Why does it matter?
Blood transfusions are one of the most common medical procedures in the NHS, with around two million units of blood administered each year. When managed correctly, transfusions are lifesaving. But errors in the transfusion process can have devastating consequences, including serious harm and death.
The Infected Blood Inquiry, which reported in 2024, revealed the catastrophic impact of failures in blood safety over several decades. More than 30,000 people were infected with HIV or Hepatitis C through contaminated blood products, resulting in over 3,000 deaths. While the causes of that tragedy were different from today’s risks, the Inquiry’s findings reinforced the critical importance of robust systems for tracking and verifying blood products, and ensuring that patients receive the right blood at the right time.
This page is closely related to our pathology and specimen tracking use case page, where you will find more detail on reducing errors in blood sample collection.
How does barcode scanning help?
Barcode scanning creates a digital chain of custody for blood products from donation to administration, known as vein-to-vein tracking. At each critical point in the transfusion process, scanning helps to verify the correct match between patient and blood product, providing a strong systemic barrier against human error.

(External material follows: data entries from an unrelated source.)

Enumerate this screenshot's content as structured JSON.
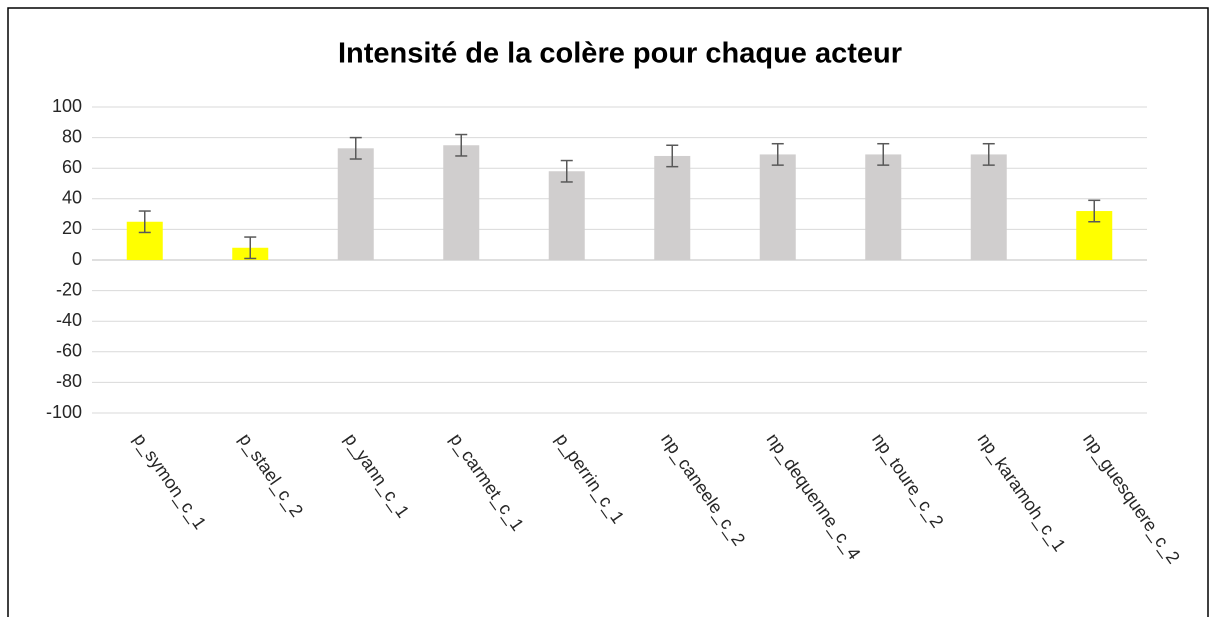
{
  "chart_data": {
    "type": "bar",
    "title": "Intensité de la colère pour chaque acteur",
    "categories": [
      "p_symon_c_1",
      "p_stael_c_2",
      "p_yann_c_1",
      "p_carmet_c_1",
      "p_perrin_c_1",
      "np_caneele_c_2",
      "np_dequenne_c_4",
      "np_toure_c_2",
      "np_karamoh_c_1",
      "np_guesquere_c_2"
    ],
    "values": [
      25,
      8,
      73,
      75,
      58,
      68,
      69,
      69,
      69,
      32
    ],
    "errors": [
      7,
      7,
      7,
      7,
      7,
      7,
      7,
      7,
      7,
      7
    ],
    "colors": [
      "#ffff00",
      "#ffff00",
      "#d0cece",
      "#d0cece",
      "#d0cece",
      "#d0cece",
      "#d0cece",
      "#d0cece",
      "#d0cece",
      "#ffff00"
    ],
    "ylim": [
      -100,
      100
    ],
    "yticks": [
      -100,
      -80,
      -60,
      -40,
      -20,
      0,
      20,
      40,
      60,
      80,
      100
    ],
    "grid": true
  }
}
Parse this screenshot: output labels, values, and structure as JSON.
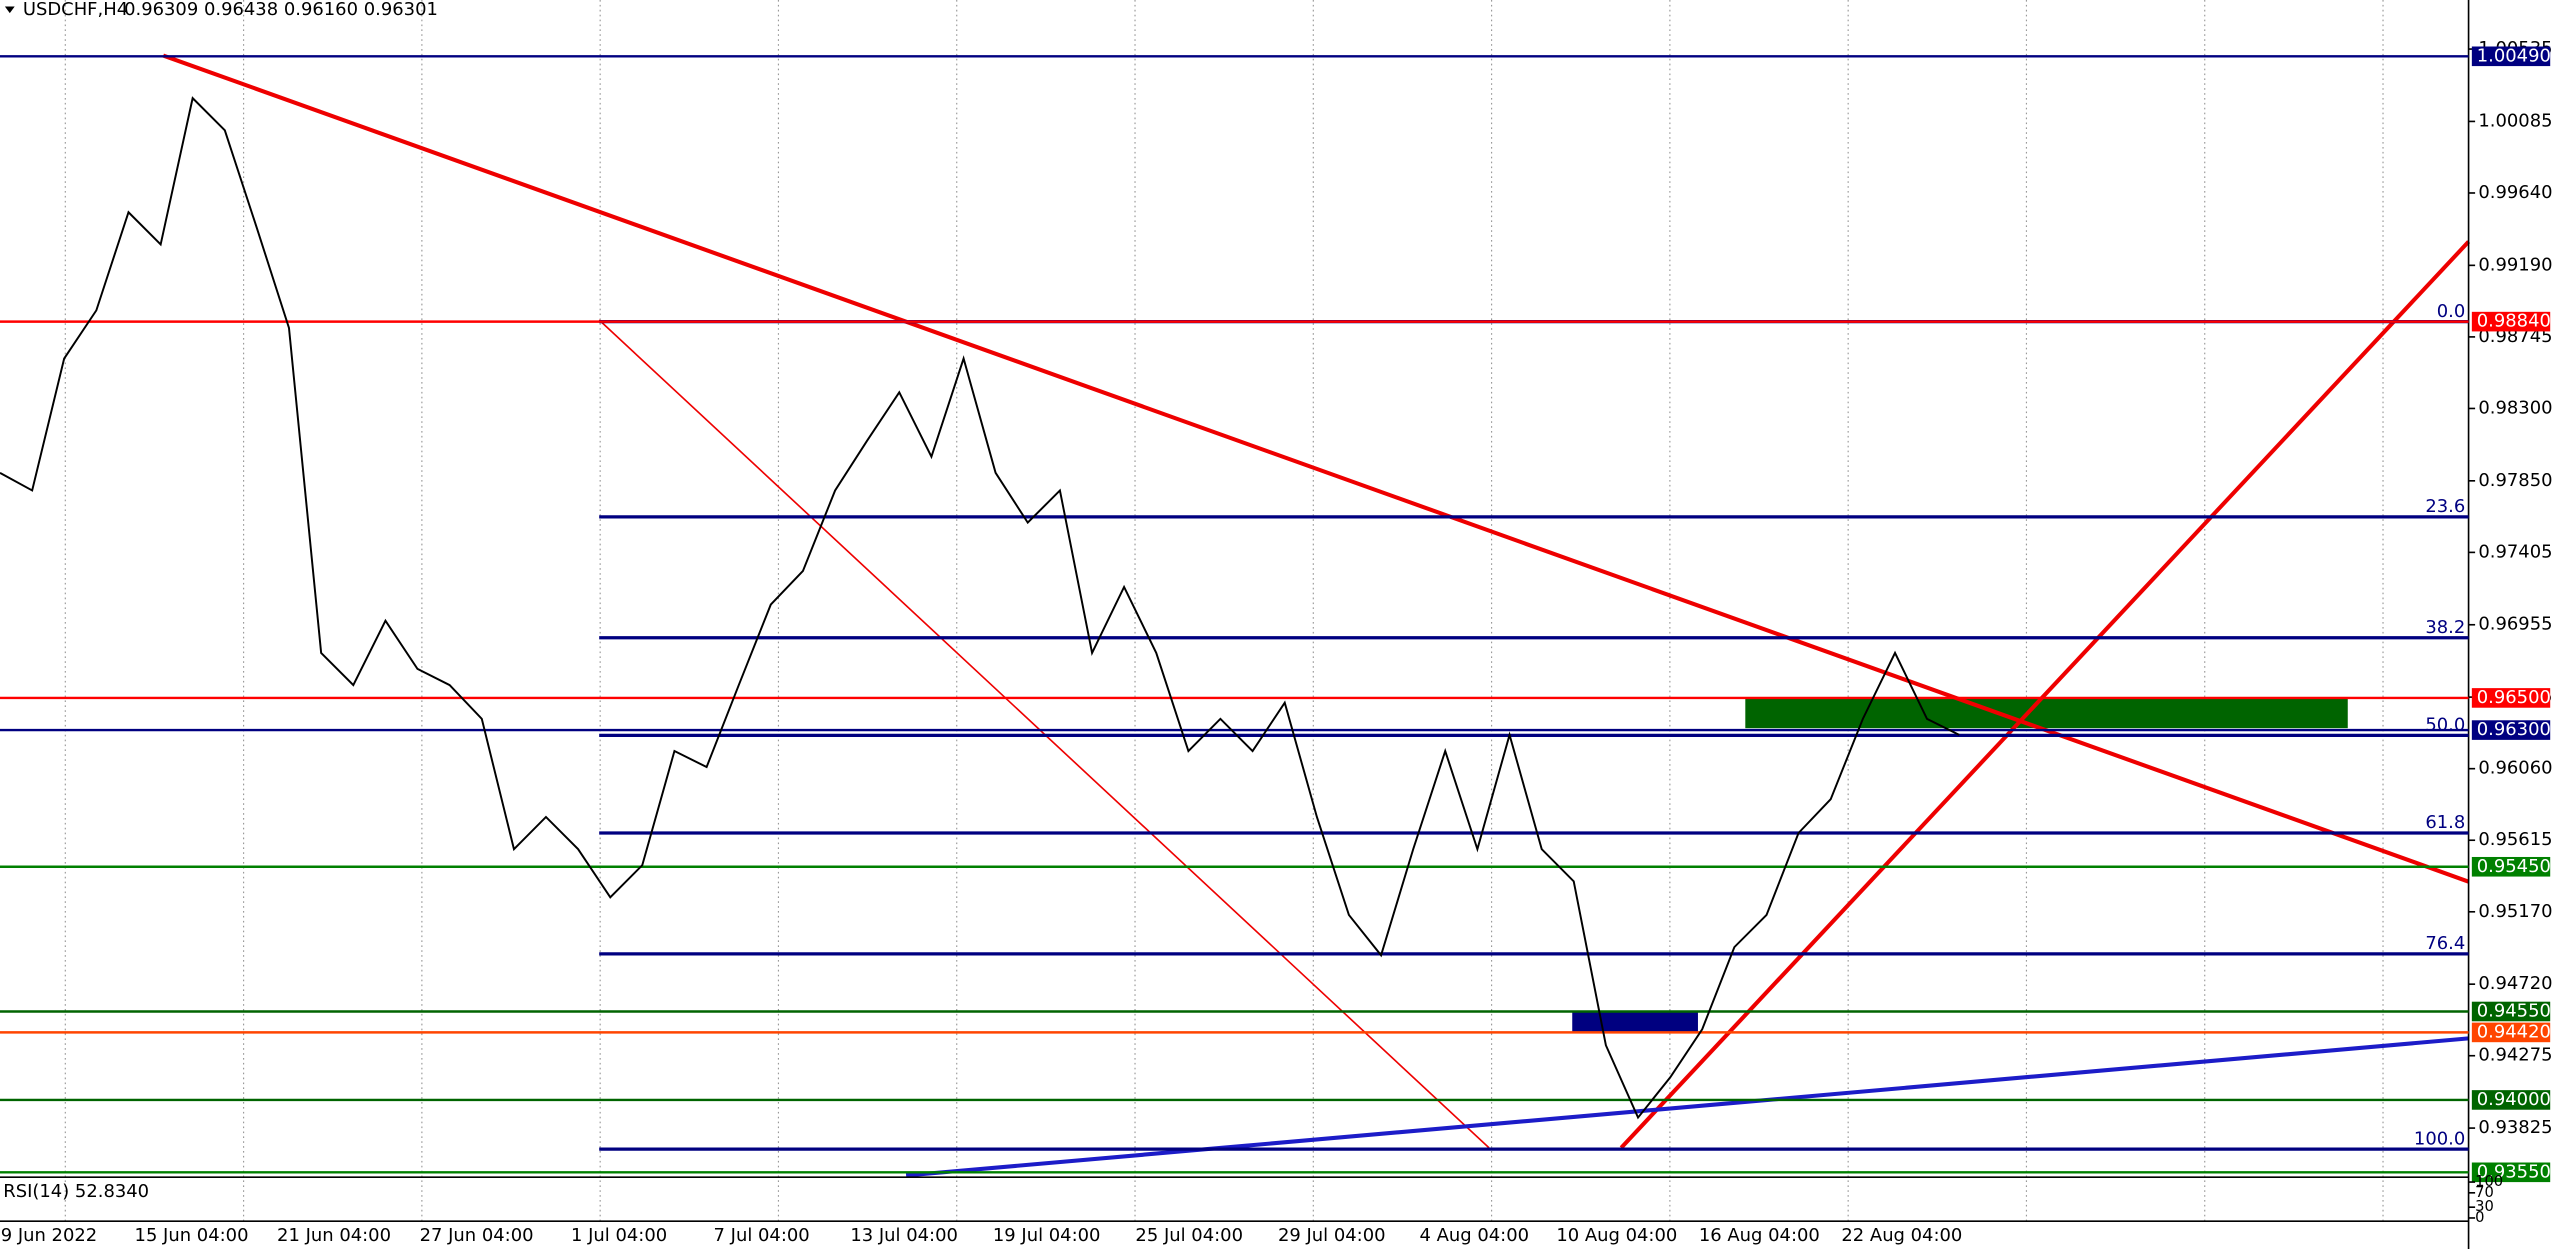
{
  "header": {
    "symbol": "USDCHF,H4",
    "quote": "0.96309 0.96438 0.96160 0.96301"
  },
  "chart": {
    "type": "line",
    "ylim": [
      0.9353,
      1.0084
    ],
    "yticks": [
      {
        "value": 1.00535,
        "label": "1.00535"
      },
      {
        "value": 1.00085,
        "label": "1.00085"
      },
      {
        "value": 0.9964,
        "label": "0.99640"
      },
      {
        "value": 0.9919,
        "label": "0.99190"
      },
      {
        "value": 0.98745,
        "label": "0.98745"
      },
      {
        "value": 0.983,
        "label": "0.98300"
      },
      {
        "value": 0.9785,
        "label": "0.97850"
      },
      {
        "value": 0.97405,
        "label": "0.97405"
      },
      {
        "value": 0.96955,
        "label": "0.96955"
      },
      {
        "value": 0.96505,
        "label": "0.96505"
      },
      {
        "value": 0.9606,
        "label": "0.96060"
      },
      {
        "value": 0.95615,
        "label": "0.95615"
      },
      {
        "value": 0.9517,
        "label": "0.95170"
      },
      {
        "value": 0.9472,
        "label": "0.94720"
      },
      {
        "value": 0.94275,
        "label": "0.94275"
      },
      {
        "value": 0.93825,
        "label": "0.93825"
      }
    ],
    "categories": [
      "9 Jun 2022",
      "15 Jun 04:00",
      "21 Jun 04:00",
      "27 Jun 04:00",
      "1 Jul 04:00",
      "7 Jul 04:00",
      "13 Jul 04:00",
      "19 Jul 04:00",
      "25 Jul 04:00",
      "29 Jul 04:00",
      "4 Aug 04:00",
      "10 Aug 04:00",
      "16 Aug 04:00",
      "22 Aug 04:00"
    ],
    "series": [
      {
        "name": "USDCHF",
        "color": "#000000",
        "values": [
          0.979,
          0.9779,
          0.9861,
          0.9891,
          0.9952,
          0.9932,
          1.0023,
          1.0003,
          0.9942,
          0.988,
          0.9678,
          0.9658,
          0.9698,
          0.9668,
          0.9658,
          0.9637,
          0.9556,
          0.9576,
          0.9556,
          0.9526,
          0.9546,
          0.9617,
          0.9607,
          0.9658,
          0.9708,
          0.9729,
          0.9779,
          0.981,
          0.984,
          0.98,
          0.9861,
          0.979,
          0.9759,
          0.9779,
          0.9678,
          0.9719,
          0.9678,
          0.9617,
          0.9637,
          0.9617,
          0.9647,
          0.9576,
          0.9515,
          0.949,
          0.9556,
          0.9617,
          0.9556,
          0.9627,
          0.9556,
          0.9536,
          0.9434,
          0.9389,
          0.9414,
          0.9444,
          0.9495,
          0.9515,
          0.9566,
          0.9587,
          0.9637,
          0.9678,
          0.9637,
          0.9627
        ]
      }
    ],
    "levels": [
      {
        "price": {
          "value": 1.0049,
          "label": "1.00490"
        },
        "color": "#000080"
      },
      {
        "price": {
          "value": 0.9884,
          "label": "0.98840"
        },
        "color": "#ff0000"
      },
      {
        "price": {
          "value": 0.965,
          "label": "0.96500"
        },
        "color": "#ff0000"
      },
      {
        "price": {
          "value": 0.963,
          "label": "0.96300"
        },
        "color": "#000080"
      },
      {
        "price": {
          "value": 0.9545,
          "label": "0.95450"
        },
        "color": "#008000"
      },
      {
        "price": {
          "value": 0.9455,
          "label": "0.94550"
        },
        "color": "#006400"
      },
      {
        "price": {
          "value": 0.9442,
          "label": "0.94420"
        },
        "color": "#ff4500"
      },
      {
        "price": {
          "value": 0.94,
          "label": "0.94000"
        },
        "color": "#006400"
      },
      {
        "price": {
          "value": 0.9355,
          "label": "0.93550"
        },
        "color": "#008000"
      }
    ],
    "fib": {
      "high": 0.9884,
      "low": 0.93694,
      "color": "#000080",
      "levels": [
        {
          "value": 0,
          "label": "0.0"
        },
        23.6,
        38.2,
        {
          "value": 50,
          "label": "50.0"
        },
        61.8,
        76.4,
        {
          "value": 100,
          "label": "100.0"
        }
      ]
    },
    "rsi": {
      "label": "RSI(14) 52.8340",
      "ylim": [
        0,
        100
      ],
      "yticks": [
        100,
        70,
        30,
        0
      ]
    }
  }
}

At the bedside, electronic verification works by scanning the patient’s wristband and the blood product barcode to confirm compatibility before administration. This replaces manual two-person checking procedures with an automated digital verification that provides real-time alerts if there is a mismatch or if a product has expired or been recalled.
Key benefits include:
- Prevention of mistransfusion incidents through automated patient-product verification
- Real-time alerts for mismatched, expired, or recalled blood products
- A comprehensive digital audit trail of every transfusion event
- Rapid identification of affected patients in the event of a product recall or safety notice
- Improved blood fridge security through electronic access controls linked to patient prescriptions
- Better supply chain visibility, reducing blood wastage and improving stock management
Standards for blood product identification
Blood products are identified using the ISBT 128 standard, which is the internationally recognised standard for medical products of human origin. The ISBT standard identifies the blood product so that it can be scanned. GS1 standards are used for patient identification where an identity band can be scanned and for the location (e.g. the fridge for where the blood product is located) or the asset (e.g. the infusion pump that delivers the blood product). NHS organisations implementing blood scanning should ensure their systems are compatible with ISBT 128 and GS1 standards for patient identification and locations.
Implementation
Implementing electronic blood verification typically involves:
- Deploying handheld scanners at the bedside and in blood banks
- Integrating scanning systems with blood bank management software and electronic patient records
- Ensuring reliable WiFi coverage in all areas where blood is administered
- Training staff on electronic verification workflows and responding to alerts
- Establishing governance processes for managing alerts and exceptions
- Reviewing and updating transfusion policies to reflect digital verification requirements
The phased approach recommended for other Scan4Safety use cases applies equally here. Starting with a pilot in one clinical area, measuring compliance and outcomes, and then spreading to other areas is an effective way to build confidence and identify any local workflow issues before full deployment.